Il l’a accusée d’avoir « abîmé » le rendez-vous de Dijon, ce qui « rend service à la droite ».

« C’est du théâtre de boulevard. C’est des portes qui claquent, des gens qui sortent par la fenêtre, qui rentrent par la cheminée », a d’ailleurs ironisé sur Radio J le ministre du Budget, Eric Woerth.

Le patron de l’UMP Xavier Bertrand a renchéri en se disant « effaré par un tel niveau de haine » au PS.

Ségolène Royal « fait un procès en infidélité » mais « la réalité, c’est que c’est nous qui (l’)avons soutenue », a encore déploré M. Peillon. « Tous ses amis s’en vont, Jean-Pierre Mignard (avocat), Dominique Besnehard (agent des stars) et nous-mêmes, nous prenons nos distances. Pourquoi ? Parce qu’en réalité, ses comportements ne sont pas bons ».

Mme Royal, en campagne dans les Deux-Sèvres pour sa réélection au Conseil régional, ne lui a pas directement répondu dimanche, se contentant de réaffirmer que « la politique, c’est rassembler, pas exclure ».

Mais son porte-parole Guillaume Garot est monté au créneau pour exiger, dans une déclaration à l’AFP, que « ces agressions verbales répétées contre Ségolène Royal cessent ».

Le malaise est bien réel chez les ex-partisans de Mme Royal, qui entendent plus que jamais voler de leurs propres ailes. Manuel Valls a ainsi regretté dans Le Journal du Dimanche qu’elle « continue de gâcher ce qu’elle représentait, au détriment des autres ».

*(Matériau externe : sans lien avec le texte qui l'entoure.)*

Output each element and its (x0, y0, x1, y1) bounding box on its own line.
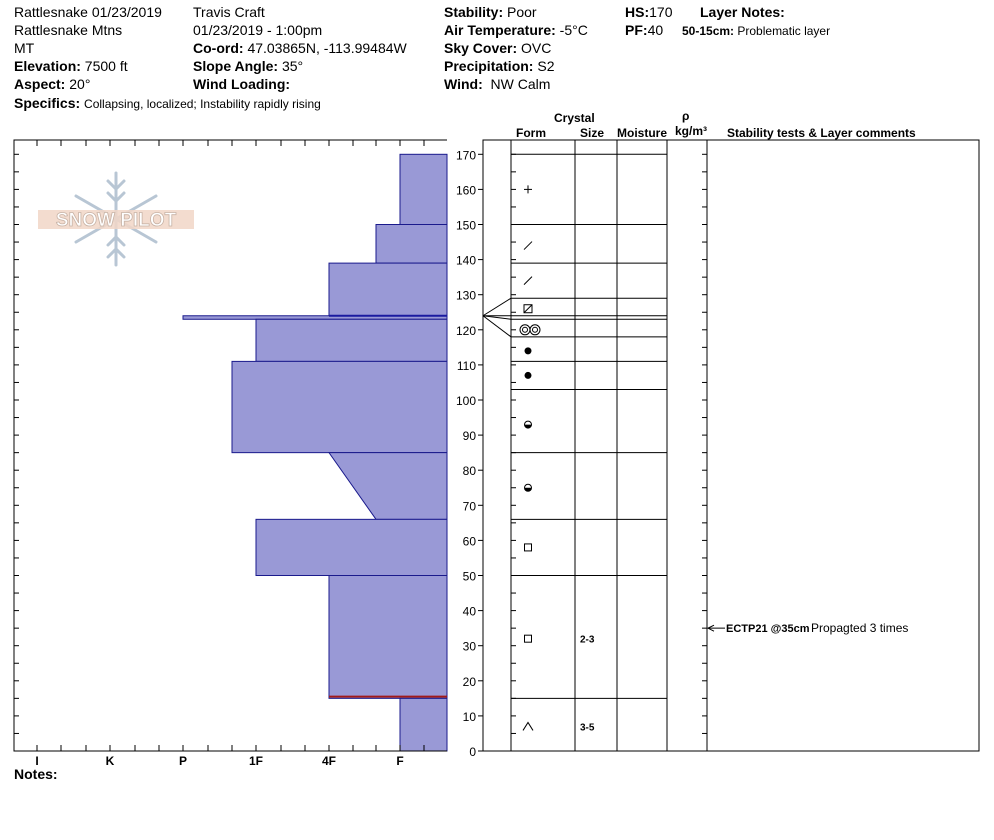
height-tick-label: 160 (456, 183, 476, 197)
height-tick-label: 130 (456, 289, 476, 303)
height-tick-label: 170 (456, 148, 476, 162)
stability: Stability: Poor (444, 4, 537, 20)
slope-angle: Slope Angle: 35° (193, 58, 304, 74)
height-tick-label: 80 (463, 464, 477, 478)
moisture-header: Moisture (617, 126, 668, 140)
hardness-label: 1F (249, 754, 263, 768)
state-name: MT (14, 40, 35, 56)
height-tick-label: 30 (463, 640, 477, 654)
observer: Travis Craft (193, 4, 265, 20)
stability-test-label: ECTP21 @35cm (726, 623, 810, 635)
height-tick-label: 100 (456, 394, 476, 408)
foot-penetration: PF:40 (625, 22, 664, 38)
hardness-layer (375, 224, 448, 264)
crystal-form-symbol (524, 420, 532, 429)
hardness-layer (231, 360, 448, 454)
hardness-label: K (106, 754, 115, 768)
form-header: Form (516, 126, 546, 140)
crystal-form-symbol (524, 371, 532, 379)
height-tick-label: 90 (463, 429, 477, 443)
hardness-label: I (35, 754, 38, 768)
hardness-layer (328, 575, 448, 699)
crystal-form-symbol (524, 185, 532, 194)
layer-connector (482, 315, 512, 320)
wind-loading: Wind Loading: (193, 76, 291, 92)
wind: Wind: NW Calm (444, 76, 551, 92)
height-tick-label: 40 (463, 605, 477, 619)
crystal-header: Crystal (554, 111, 595, 125)
crystal-form-symbol (523, 304, 533, 314)
layer-note: 50-15cm: Problematic layer (682, 24, 831, 38)
stability-test-arrowhead (706, 624, 715, 632)
precipitation: Precipitation: S2 (444, 58, 555, 74)
hardness-layer (328, 452, 448, 520)
location-title: Rattlesnake 01/23/2019 (14, 4, 162, 20)
range-name: Rattlesnake Mtns (14, 22, 123, 38)
height-tick-label: 150 (456, 219, 476, 233)
date-time: 01/23/2019 - 1:00pm (193, 22, 323, 38)
hardness-layer (399, 697, 448, 752)
logo-text: SNOW PILOT (56, 210, 177, 231)
crystal-form-symbol (524, 543, 532, 552)
height-tick-label: 140 (456, 254, 476, 268)
size-header: Size (580, 126, 605, 140)
hardness-layer (399, 153, 448, 225)
density-header: ρ (682, 109, 690, 123)
hardness-layer (255, 518, 448, 577)
height-tick-label: 110 (457, 359, 476, 373)
comments-header: Stability tests & Layer comments (727, 126, 916, 140)
layer-notes-title: Layer Notes: (700, 4, 785, 20)
density-units: kg/m³ (675, 124, 708, 138)
aspect: Aspect: 20° (14, 76, 91, 92)
height-tick-label: 60 (463, 534, 477, 548)
sky-cover: Sky Cover: OVC (444, 40, 552, 56)
layer-connector (482, 315, 512, 338)
crystal-form-symbol (522, 721, 534, 731)
height-tick-label: 20 (463, 675, 477, 689)
hardness-layer (328, 262, 448, 317)
height-tick-label: 10 (463, 710, 477, 724)
height-tick-label: 50 (463, 570, 477, 584)
stability-test-comment: Propagted 3 times (811, 621, 908, 635)
crystal-size: 2-3 (580, 635, 595, 646)
snow-height: HS:170 (625, 4, 673, 20)
crystal-form-symbol (523, 276, 533, 286)
hardness-layer (255, 318, 448, 362)
coordinates: Co-ord: 47.03865N, -113.99484W (193, 40, 407, 56)
crystal-form-symbol (523, 241, 533, 250)
hardness-label: F (396, 754, 403, 768)
specifics: Specifics: Collapsing, localized; Instab… (14, 95, 321, 111)
notes-label: Notes: (14, 766, 58, 782)
layer-connector (482, 297, 512, 317)
height-tick-label: 0 (469, 745, 476, 759)
crystal-form-symbol (524, 347, 532, 355)
height-tick-label: 120 (456, 324, 476, 338)
hardness-label: P (179, 754, 187, 768)
hardness-label: 4F (322, 754, 336, 768)
crystal-form-symbol (519, 324, 541, 336)
snow-pilot-logo: SNOW PILOT (38, 171, 194, 267)
height-tick-label: 70 (463, 499, 477, 513)
crystal-form-symbol (524, 634, 532, 643)
crystal-size: 3-5 (580, 722, 595, 733)
chart-frame (13, 139, 447, 752)
air-temperature: Air Temperature: -5°C (444, 22, 588, 38)
layer-grid-frame (482, 139, 980, 752)
elevation: Elevation: 7500 ft (14, 58, 128, 74)
crystal-form-symbol (524, 483, 532, 492)
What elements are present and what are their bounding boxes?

« Elle est allée se donner en spectacle à Dijon en sabotant une tentative de dialogue des gauches, des écologistes et du centre », a-t-il asséné.

Arnaud Montebourg (PS) a regretté « le spectacle » donné par ces bisbilles tout en estimant que M. Peillon n’avait pas à « abattre la guillotine de cette manière » sur Mme Royal.

Tout juste revenu d’une mission en Corée du Nord, Jack Lang (PS), invité de TV5Monde/RFI/Le Monde, s’est lui dit « atterré par l’attitude » de Ségolène Royal, qui jette sur le PS « une certaine forme de discrédit ».